Even Minnesota, the first state to legalize the sale of hemp-derived THC, has yet to reach a majority of consumers. Per Top Ten Liquors, the state's largest retailer of hemp-derived drinks, fewer than 20 percent of shoppers purchase one. THC drinks are very much in the process of introducing themselves to the public, and brands are doing so from varied, even conflicting, angles. Some are low-dose, cut-loose party fuel akin to a beer or glass of wine. Others are high-dose, quasi-pharmaceutical relief designed to ameliorate pain and glue your back to the couch. The friction can be bewildering.

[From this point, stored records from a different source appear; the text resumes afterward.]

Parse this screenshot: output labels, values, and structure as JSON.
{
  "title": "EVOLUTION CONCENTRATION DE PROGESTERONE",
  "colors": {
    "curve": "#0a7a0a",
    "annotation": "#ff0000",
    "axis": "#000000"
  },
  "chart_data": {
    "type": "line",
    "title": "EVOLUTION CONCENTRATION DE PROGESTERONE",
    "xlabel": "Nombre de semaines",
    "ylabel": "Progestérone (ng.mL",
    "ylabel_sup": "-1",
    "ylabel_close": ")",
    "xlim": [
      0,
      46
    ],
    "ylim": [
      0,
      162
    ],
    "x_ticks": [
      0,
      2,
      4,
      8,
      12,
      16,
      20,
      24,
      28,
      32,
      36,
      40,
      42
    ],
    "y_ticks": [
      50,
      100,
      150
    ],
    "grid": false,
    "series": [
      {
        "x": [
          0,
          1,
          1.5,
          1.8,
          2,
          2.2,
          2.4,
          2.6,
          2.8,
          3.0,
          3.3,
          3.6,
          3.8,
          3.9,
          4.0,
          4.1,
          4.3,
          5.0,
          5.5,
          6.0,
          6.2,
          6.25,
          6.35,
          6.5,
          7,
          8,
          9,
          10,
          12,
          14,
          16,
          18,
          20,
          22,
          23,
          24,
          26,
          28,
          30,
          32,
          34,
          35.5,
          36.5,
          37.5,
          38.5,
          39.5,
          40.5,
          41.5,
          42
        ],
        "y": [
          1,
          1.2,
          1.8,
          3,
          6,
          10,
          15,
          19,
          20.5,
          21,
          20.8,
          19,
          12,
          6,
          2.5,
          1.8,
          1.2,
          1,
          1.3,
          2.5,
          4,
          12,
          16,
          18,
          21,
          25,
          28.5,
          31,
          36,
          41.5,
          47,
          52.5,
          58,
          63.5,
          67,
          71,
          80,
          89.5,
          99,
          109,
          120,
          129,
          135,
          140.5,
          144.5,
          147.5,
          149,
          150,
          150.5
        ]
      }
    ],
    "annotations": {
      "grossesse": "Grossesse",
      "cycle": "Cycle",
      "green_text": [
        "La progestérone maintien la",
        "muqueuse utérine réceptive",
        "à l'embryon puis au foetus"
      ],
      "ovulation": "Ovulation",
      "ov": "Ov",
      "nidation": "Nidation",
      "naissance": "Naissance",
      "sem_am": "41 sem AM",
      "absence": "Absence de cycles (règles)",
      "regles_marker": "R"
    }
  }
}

Ellen Wilcox heard this time and again in interviews with THC customers. She leads research and insights for Listen Co., a venture capital firm focused on early-stage consumer brands. This spring, she spearheaded the company's reporting on people's motivations for using THC drinks, which revealed "deep, deep tension." Despite being sold in grocery stores and promoted by the likes of Whoopi Goldberg, Seth Rogen and other celebs, THC drinks do still carry a stigma in some circles.